The photo below was taken of my dad and his dog, Pluto. It was taken for an article published in The San Francisco Chronicle back in January. My dad is a well known artist and if I'm being honest, I'm pretty impressed with his list of purchasers. Nicholas (cough,cough) Cage. Sorry, I know I'm trivial.
And while the story of our relationship is better left unsaid (sorry, you gotta buy my book to find out)
I have to say he is a complete genius. His mind operates at a very 'unique' level which I believe, adds to the whole package.
I have a favorite piece. Actually pieces. They are the paint palettes my dad uses when mixing his paints. The textures and complexities of the colors really fascinate me and every one of them is different, depending what he is working on. I have included a photo down below.
While I have my issues, (don't we all though?) I would be very remiss if I didn't say I very much respect his talent and art and I am proud of him for the gift he has been given. Because of this, I would like to share his latest work plus the written article. Hope you enjoy (even if you hate art.)
|My Dad in his studio with Pluto|
Yet when a visitor paused recently in front of a painting at Hoefer's current show, "Concerto Spaziale" (Concert in Space), the casual critic offered unparalleled praise.
"I want to lick these," said John Keker, who was taking a break from his work as a San Francisco trial lawyer to stop in at Hotel Healdsburg on a November weekend, and had been drawn to the gallery display in the hotel's Carriage Room. He stuck out his tongue and feinted a taste.
Hoefer was delighted. His new medium is completely different from anything he has ever used before, and the result is a striking departure for the generally more traditional painter who favors gossamer-edged vineyards and valleys.
These days, he's painting with spices, encouraging most viewers to lean in, smelling the lingering fragrances of turmeric, cayenne and curry. Nearly everyone also feels compelled to touch the paintings - canvases depicting abstract shapes on a base of sea salt, swirled with ingredients from basic black pepper to exotic paprika.
However people react, as long as the paintings inspire contemplation, and perhaps a smile, then the artist is pleased. "You can look at the shapes for hours," Hoefer says, "and find your own imagination."
As he pauses in front of one of the 21 pieces on display in the hotel through Jan. 31, his skin is tanned from his favorite pastime of exploring the Sonoma outdoors. He runs a hand through his thick shock of gray hair as he reflects on how he came to be painting with dried dill.
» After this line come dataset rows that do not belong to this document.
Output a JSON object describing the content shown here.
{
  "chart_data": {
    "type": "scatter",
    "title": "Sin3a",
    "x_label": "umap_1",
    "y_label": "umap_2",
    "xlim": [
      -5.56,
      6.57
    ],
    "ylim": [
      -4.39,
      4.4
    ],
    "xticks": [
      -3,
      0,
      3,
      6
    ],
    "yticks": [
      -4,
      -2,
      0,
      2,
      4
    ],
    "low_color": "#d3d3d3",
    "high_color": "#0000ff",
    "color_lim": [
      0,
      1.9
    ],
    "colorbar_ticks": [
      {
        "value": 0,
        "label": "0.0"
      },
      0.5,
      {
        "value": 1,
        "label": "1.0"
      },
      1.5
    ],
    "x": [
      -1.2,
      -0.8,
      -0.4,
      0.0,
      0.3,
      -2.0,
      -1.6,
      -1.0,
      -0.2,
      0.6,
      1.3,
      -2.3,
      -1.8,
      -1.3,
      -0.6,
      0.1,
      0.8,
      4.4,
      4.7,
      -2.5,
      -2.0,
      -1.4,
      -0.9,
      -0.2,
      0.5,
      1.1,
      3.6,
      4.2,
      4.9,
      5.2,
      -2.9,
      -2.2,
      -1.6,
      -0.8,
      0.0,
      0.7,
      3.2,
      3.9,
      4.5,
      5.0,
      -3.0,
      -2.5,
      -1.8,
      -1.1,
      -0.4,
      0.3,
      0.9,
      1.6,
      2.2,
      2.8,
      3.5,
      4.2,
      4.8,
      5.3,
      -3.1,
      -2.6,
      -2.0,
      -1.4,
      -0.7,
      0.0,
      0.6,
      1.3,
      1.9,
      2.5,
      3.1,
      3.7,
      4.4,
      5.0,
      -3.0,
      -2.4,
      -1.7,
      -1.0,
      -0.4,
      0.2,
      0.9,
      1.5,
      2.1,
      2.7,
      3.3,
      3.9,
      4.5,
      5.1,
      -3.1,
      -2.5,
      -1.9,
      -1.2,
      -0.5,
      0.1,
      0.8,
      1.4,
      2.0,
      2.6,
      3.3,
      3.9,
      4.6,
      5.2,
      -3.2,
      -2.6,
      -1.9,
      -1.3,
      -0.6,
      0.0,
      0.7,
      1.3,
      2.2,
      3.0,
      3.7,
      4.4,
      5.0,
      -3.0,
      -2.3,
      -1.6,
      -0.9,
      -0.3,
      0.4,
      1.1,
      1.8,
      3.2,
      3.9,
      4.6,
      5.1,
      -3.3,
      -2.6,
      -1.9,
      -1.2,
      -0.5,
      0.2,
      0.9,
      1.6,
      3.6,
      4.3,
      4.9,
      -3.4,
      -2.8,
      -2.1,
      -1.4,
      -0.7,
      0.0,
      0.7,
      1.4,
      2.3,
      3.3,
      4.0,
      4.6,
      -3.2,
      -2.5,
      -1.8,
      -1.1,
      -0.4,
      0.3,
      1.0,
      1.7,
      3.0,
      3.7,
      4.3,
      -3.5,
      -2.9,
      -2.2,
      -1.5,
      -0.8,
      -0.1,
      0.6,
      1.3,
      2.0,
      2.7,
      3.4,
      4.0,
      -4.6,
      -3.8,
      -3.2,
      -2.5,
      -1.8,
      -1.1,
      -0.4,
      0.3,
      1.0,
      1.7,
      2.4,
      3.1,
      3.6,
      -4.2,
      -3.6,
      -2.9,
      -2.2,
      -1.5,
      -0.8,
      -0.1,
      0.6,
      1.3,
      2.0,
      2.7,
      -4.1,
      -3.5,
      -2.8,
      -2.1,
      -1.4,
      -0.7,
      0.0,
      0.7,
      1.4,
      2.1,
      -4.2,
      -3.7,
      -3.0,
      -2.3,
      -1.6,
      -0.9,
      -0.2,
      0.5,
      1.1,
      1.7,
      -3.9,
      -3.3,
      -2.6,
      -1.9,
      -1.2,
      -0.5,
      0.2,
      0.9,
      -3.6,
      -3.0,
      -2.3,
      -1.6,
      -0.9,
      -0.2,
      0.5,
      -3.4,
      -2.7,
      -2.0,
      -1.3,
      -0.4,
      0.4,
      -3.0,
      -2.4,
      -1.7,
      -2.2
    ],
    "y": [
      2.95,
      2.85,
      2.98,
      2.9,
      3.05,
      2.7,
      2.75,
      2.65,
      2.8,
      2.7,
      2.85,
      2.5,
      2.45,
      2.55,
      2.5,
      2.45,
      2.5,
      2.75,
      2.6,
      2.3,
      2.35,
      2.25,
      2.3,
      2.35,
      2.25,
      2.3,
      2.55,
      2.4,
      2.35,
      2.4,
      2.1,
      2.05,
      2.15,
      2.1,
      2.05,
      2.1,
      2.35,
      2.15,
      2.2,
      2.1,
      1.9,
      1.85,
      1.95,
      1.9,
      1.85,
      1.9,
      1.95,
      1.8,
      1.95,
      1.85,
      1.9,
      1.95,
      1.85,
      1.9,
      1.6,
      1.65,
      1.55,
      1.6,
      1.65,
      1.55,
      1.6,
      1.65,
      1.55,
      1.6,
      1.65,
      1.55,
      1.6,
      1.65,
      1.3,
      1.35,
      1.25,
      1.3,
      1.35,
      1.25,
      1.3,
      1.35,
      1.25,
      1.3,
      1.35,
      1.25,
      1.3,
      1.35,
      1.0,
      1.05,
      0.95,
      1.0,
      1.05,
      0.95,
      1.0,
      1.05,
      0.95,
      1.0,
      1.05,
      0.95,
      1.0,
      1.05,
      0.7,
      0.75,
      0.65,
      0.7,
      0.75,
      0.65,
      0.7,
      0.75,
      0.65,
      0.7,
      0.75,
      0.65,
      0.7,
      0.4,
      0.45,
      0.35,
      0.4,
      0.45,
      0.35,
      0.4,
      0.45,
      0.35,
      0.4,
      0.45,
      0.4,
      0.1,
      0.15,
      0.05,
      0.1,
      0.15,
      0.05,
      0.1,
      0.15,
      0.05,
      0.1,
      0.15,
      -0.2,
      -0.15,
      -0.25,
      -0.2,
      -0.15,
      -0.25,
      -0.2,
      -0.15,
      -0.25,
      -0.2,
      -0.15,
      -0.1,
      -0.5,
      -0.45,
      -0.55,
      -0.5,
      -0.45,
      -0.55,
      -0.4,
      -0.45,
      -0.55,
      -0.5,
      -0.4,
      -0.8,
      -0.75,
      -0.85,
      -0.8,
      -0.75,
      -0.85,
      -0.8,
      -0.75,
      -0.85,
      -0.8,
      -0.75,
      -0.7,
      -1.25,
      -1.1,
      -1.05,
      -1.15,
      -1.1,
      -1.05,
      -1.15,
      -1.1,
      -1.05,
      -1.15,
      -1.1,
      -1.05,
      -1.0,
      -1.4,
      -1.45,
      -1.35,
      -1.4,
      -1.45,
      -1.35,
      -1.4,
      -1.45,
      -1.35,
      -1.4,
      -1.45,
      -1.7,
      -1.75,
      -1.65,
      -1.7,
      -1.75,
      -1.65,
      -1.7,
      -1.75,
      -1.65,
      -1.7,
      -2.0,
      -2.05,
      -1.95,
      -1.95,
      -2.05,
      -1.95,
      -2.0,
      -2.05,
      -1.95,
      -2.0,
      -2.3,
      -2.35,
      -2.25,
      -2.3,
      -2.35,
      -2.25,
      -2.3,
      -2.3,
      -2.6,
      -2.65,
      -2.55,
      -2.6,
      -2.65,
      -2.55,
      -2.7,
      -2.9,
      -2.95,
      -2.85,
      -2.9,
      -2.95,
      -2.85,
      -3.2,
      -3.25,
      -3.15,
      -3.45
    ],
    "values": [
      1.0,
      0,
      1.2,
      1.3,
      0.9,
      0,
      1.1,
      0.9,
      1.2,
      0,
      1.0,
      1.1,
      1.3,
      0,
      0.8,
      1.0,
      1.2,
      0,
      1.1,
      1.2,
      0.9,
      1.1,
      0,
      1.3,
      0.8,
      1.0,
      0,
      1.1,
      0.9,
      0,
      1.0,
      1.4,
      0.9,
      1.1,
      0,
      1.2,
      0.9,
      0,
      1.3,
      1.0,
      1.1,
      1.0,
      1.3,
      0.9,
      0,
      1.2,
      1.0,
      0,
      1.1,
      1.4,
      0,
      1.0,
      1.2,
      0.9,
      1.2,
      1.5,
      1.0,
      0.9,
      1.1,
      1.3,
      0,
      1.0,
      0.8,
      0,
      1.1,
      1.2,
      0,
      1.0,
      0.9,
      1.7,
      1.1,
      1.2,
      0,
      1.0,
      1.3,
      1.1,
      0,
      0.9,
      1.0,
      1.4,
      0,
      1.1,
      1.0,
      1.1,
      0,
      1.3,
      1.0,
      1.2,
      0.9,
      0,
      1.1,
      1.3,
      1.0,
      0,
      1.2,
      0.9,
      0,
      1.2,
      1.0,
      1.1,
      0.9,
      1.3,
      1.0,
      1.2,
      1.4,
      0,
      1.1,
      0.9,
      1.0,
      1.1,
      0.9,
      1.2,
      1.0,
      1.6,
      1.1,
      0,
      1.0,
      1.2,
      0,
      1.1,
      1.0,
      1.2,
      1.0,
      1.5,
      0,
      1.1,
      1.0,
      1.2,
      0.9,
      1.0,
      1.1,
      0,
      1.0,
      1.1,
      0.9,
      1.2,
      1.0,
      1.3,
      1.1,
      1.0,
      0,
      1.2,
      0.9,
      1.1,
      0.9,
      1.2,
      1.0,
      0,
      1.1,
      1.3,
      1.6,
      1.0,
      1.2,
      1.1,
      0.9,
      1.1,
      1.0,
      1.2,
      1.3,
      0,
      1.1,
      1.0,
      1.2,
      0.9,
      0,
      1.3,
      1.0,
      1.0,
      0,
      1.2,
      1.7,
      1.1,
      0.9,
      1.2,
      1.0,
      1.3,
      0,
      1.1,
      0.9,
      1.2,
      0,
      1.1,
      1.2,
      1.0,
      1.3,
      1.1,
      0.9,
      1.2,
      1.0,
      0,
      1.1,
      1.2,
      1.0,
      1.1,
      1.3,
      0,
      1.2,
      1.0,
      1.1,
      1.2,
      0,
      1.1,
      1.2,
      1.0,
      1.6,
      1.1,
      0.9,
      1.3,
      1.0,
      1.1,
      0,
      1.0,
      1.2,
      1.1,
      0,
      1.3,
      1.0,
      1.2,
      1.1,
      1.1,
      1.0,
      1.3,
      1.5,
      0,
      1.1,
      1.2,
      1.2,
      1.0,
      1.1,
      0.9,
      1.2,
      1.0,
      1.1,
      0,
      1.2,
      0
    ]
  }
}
The artist, 63, was born in Long Beach and moved to San Francisco in 1970, but has lived in and around the Sonoma countryside for 30 years. He keeps his studio at Soda Rock Winery in Healdsburg. Visitors are free to stop by and see him at work, both in the studio and in a temporary space behind the Hotel Healdsburg Carriage House. A new collection of the landscapes for which he is renowned is hung in the hotel lobby.
Yet the spice collection inspiration came, Hoefer explains, from an artist-in-residence project that over the past 11 years returned him often to a small Spanish village north of Barcelona called Torroella de Montgrí.
The village marketplace brims with spices displayed in large, open containers, and Hoefer was attracted to their rich, deep, earthy colors in browns, black, ginger, warm gold and red. He recalls sifting the spices through his fingers, and thinking how they so beautifully mimic the organic colors of his own landscapes, as well as the agriculture and food-rich heritage of Sonoma.
Making spices stick
Finally, late last summer, he opened a spice canister and took up a paintbrush.
Getting the spices to stick proved to be a challenge at first. The shapes of the canvases themselves are freeform, stretched in distorted edges over frames made of natural wood branches, then layered in pure Maldon salt. Hoefer spritzes the salt with water so it moistens and builds up into mounds, sometimes growing to 10 layers of minerals.
Then he applies a base of clear acrylic gel to the hard canvas, and dusts the spices like a cake. Another bed of gel goes down, then more spice, and he rubs the colors in by hand. A Dirt Devil mini vacuum sucks any messy edges up, and then Hoefer uses a spray of water to achieve the ghost-like, vaporous edges that give the designs their celestial, backlit feel. Another spray of diluted gel acts as a fixative.
The result resonates, mottles, trails in whispery halos at its edges, and sparkles as light moves across it. Paintings are granular to the touch, and seem to morph color and shape as a viewer moves around them.
Hoefer works on a half dozen paintings at once, he says, since the drying process is lengthy. "Some spices are elusive," he says, such as turmeric, which starts out golden orange, then turns yellow when it's wet, and yet brighter orange if it's applied to salt with iodine versus without.